Princeton’s Episcopal chaplain, the Rev. Rowland Cox, believes that students shy away from the open convert seeker or “the guy who wants to gimmick around with your life.” “Our job is people,” says the Rev. Harold Cooper, one of the Protestant chaplains at the University of Massachusetts, “and the idea is not to bring them into the fold but to help them live better lives as persons.” Most chaplains today shun even such an old-fashioned evangelistic idea as a “Religious Emphasis Week”; they talk about God only when the students want to. Church-sponsored activities, often organized ecumenically by team ministers of different faiths, rarely stress their denominational origin. At Columbia, the Protestant Office sponsors a student hangout called “The Post-crypt,” but Acting University Chaplain John Cannon stoutly contends that it is “not a Christian coffeehouse; it has nothing to do with evangelism at all.”

“You’re the Minister.” In this nonevangelistic approach, ministers deal with student interests and problems that are mostly secular: sex, rebellion against authority, concern about jobs, the “meaninglessness” of life. Rather than hand down dicta from the pulpit, the clergymen try to help the students work out their own problems in their own way, without departing from the necessity of teaching that there are absolute rights and wrongs. Dealing with an undogmatic generation, some also see the merits of relativism. “You can’t tell them what to do,” says the Rev. Harwood Bartlett of Georgia Tech. Many campus ministers encourage students to take on spiritual responsibility of their own. When one University of Minnesota student reported that his roommate had a drinking problem, Episcopal Chaplain G. Russell Hatton replied: “Then go have a few drinks with him. You’re the minister. You’re the one who has to help him.”

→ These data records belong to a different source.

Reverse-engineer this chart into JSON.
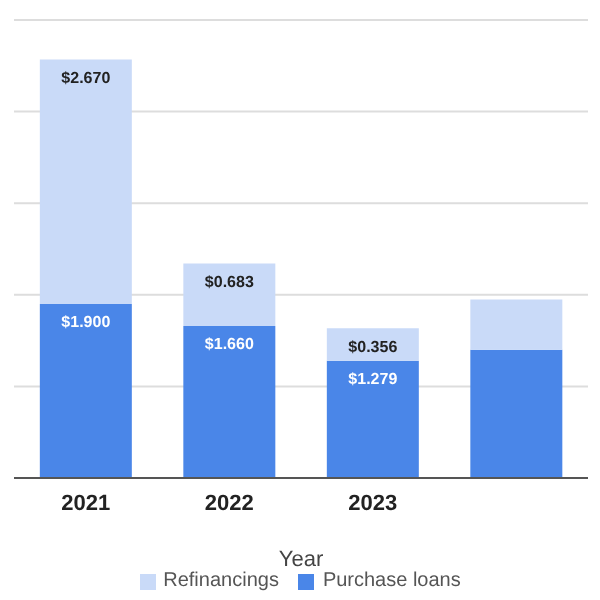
{
  "chart_data": {
    "type": "bar",
    "stacked": true,
    "xlabel": "Year",
    "categories": [
      "2021",
      "2022",
      "2023",
      null
    ],
    "series": [
      {
        "name": "Purchase loans",
        "color": "#4a86e8",
        "values": [
          1.9,
          1.66,
          1.279,
          1.4
        ],
        "value_labels": [
          "$1.900",
          "$1.660",
          "$1.279",
          null
        ]
      },
      {
        "name": "Refinancings",
        "color": "#c9daf8",
        "values": [
          2.67,
          0.683,
          0.356,
          0.55
        ],
        "value_labels": [
          "$2.670",
          "$0.683",
          "$0.356",
          null
        ]
      }
    ],
    "ylim": [
      0,
      5
    ],
    "yticks": [
      0,
      1,
      2,
      3,
      4,
      5
    ],
    "grid": "y",
    "tick_labels": "x",
    "legend": "bottom"
  }
}
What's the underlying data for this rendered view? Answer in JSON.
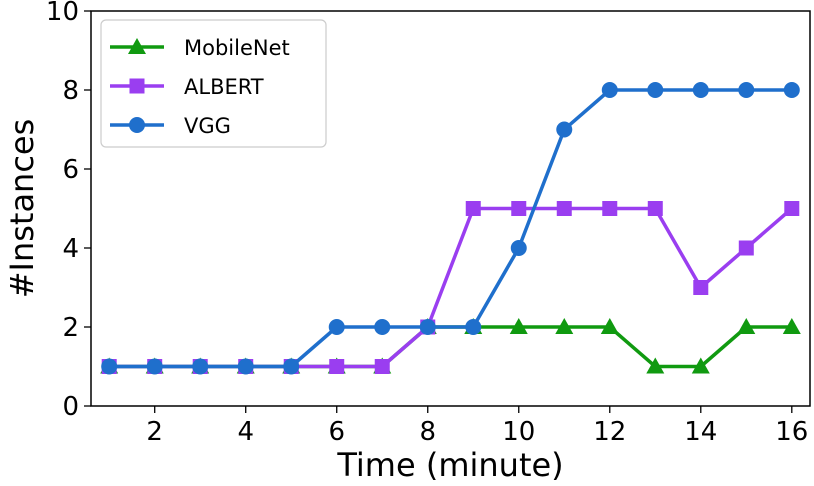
{
  "chart_data": {
    "type": "line",
    "xlabel": "Time (minute)",
    "ylabel": "#Instances",
    "xlim": [
      0.6,
      16.4
    ],
    "ylim": [
      0,
      10
    ],
    "xticks": [
      2,
      4,
      6,
      8,
      10,
      12,
      14,
      16
    ],
    "yticks": [
      0,
      2,
      4,
      6,
      8,
      10
    ],
    "grid": false,
    "legend_position": "top-left",
    "x": [
      1,
      2,
      3,
      4,
      5,
      6,
      7,
      8,
      9,
      10,
      11,
      12,
      13,
      14,
      15,
      16
    ],
    "series": [
      {
        "name": "MobileNet",
        "marker": "triangle",
        "color": "#109a10",
        "values": [
          1,
          1,
          1,
          1,
          1,
          1,
          1,
          2,
          2,
          2,
          2,
          2,
          1,
          1,
          2,
          2
        ]
      },
      {
        "name": "ALBERT",
        "marker": "square",
        "color": "#9a3ef0",
        "values": [
          1,
          1,
          1,
          1,
          1,
          1,
          1,
          2,
          5,
          5,
          5,
          5,
          5,
          3,
          4,
          5
        ]
      },
      {
        "name": "VGG",
        "marker": "circle",
        "color": "#1f6fcc",
        "values": [
          1,
          1,
          1,
          1,
          1,
          2,
          2,
          2,
          2,
          4,
          7,
          8,
          8,
          8,
          8,
          8
        ]
      }
    ]
  }
}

Such behind-the-scenes service is often necessary, suggests Episcopal Chaplain John Pyle of the University of Chicago, because “there is a general feeling of anti-institutionalism” among students. But beneath student skepticism, many campus clerics see evidence of a genuine but unformed faith. Although they encounter some convinced atheists, more often the doubter is like the University of Houston graduate student who told a Baptist chaplain that she “had hated God since she was six” because a minister told her that “God had taken” her father when he died. Now, says the Rev. DeWitt Baldwin of the University of Michigan, “the students say simply, ‘I just don’t know what to believe.’ They’re seeking meaning, but don’t feel that the church is giving good definitions.”

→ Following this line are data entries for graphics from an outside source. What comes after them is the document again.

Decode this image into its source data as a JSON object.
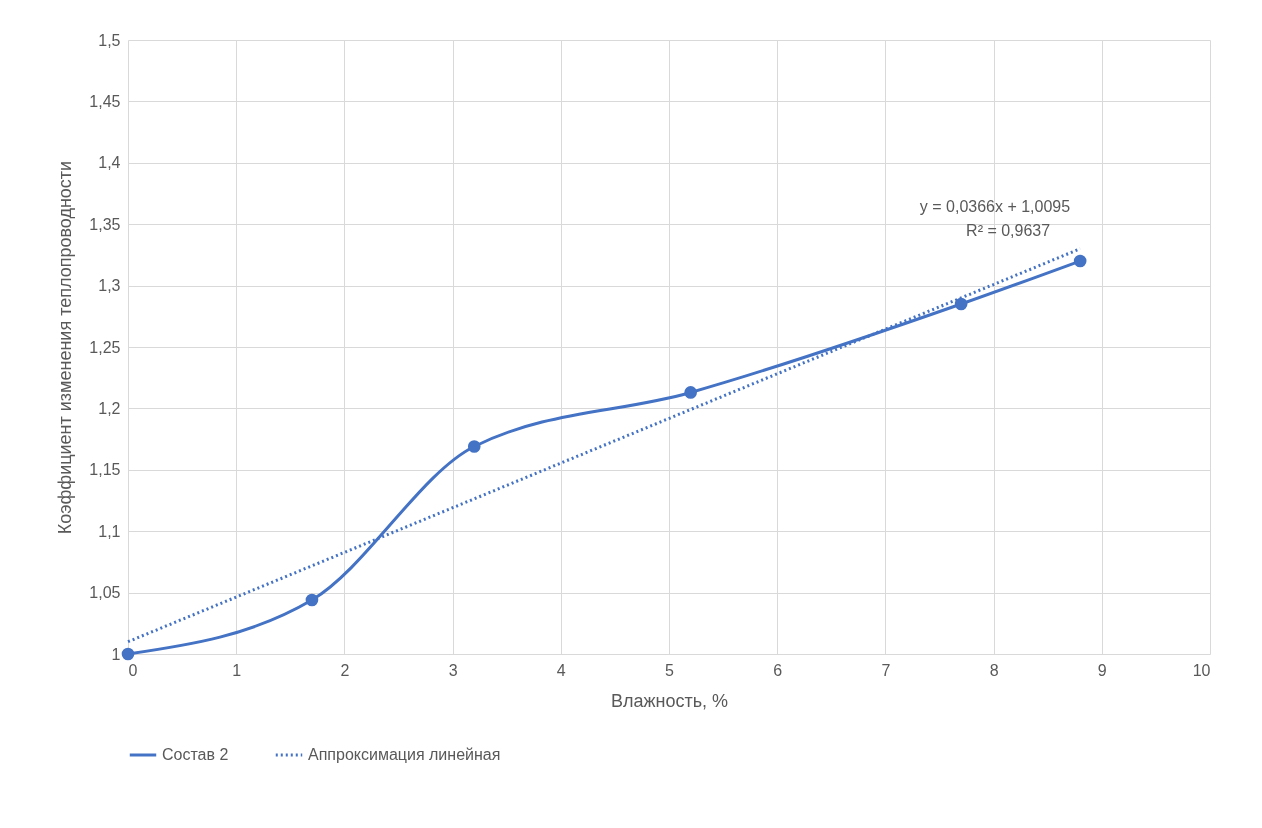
{
  "chart_data": {
    "type": "line",
    "xlabel": "Влажность, %",
    "ylabel": "Коэффициент изменения теплопроводности",
    "series": [
      {
        "name": "Состав 2",
        "color": "#4472c4",
        "x": [
          0,
          1.7,
          3.2,
          5.2,
          7.7,
          8.8
        ],
        "values": [
          1,
          1.044,
          1.169,
          1.213,
          1.285,
          1.32
        ],
        "marker": "circle",
        "line_style": "solid"
      },
      {
        "name": "Аппроксимация линейная",
        "color": "#4472c4",
        "x": [
          0,
          8.8
        ],
        "values": [
          1.01,
          1.33
        ],
        "marker": "none",
        "line_style": "dotted"
      }
    ],
    "xlim": [
      0,
      10
    ],
    "xticks": [
      0,
      1,
      2,
      3,
      4,
      5,
      6,
      7,
      8,
      9,
      10
    ],
    "ylim": [
      1,
      1.5
    ],
    "yticks": [
      1,
      {
        "value": 1.05,
        "label": "1,05"
      },
      {
        "value": 1.1,
        "label": "1,1"
      },
      {
        "value": 1.15,
        "label": "1,15"
      },
      {
        "value": 1.2,
        "label": "1,2"
      },
      {
        "value": 1.25,
        "label": "1,25"
      },
      {
        "value": 1.3,
        "label": "1,3"
      },
      {
        "value": 1.35,
        "label": "1,35"
      },
      {
        "value": 1.4,
        "label": "1,4"
      },
      {
        "value": 1.45,
        "label": "1,45"
      },
      {
        "value": 1.5,
        "label": "1,5"
      }
    ],
    "annotations": [
      "y = 0,0366x + 1,0095",
      "R² = 0,9637"
    ],
    "grid": true,
    "legend": "bottom"
  }
}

For many students, doubt and rebellion seem to be essential phases of the transition from an inherited faith to one of their own, and campus chaplains believe that their job is to help the students make this spiritual passage. For that reason, the chaplains are neither worried about low chapel attendance nor dismayed that relatively few students remain openly loyal to the faith they grew up with. “The fruits of the campus ministry,” says Atlanta’s Bartlett, “sometimes come five years later.”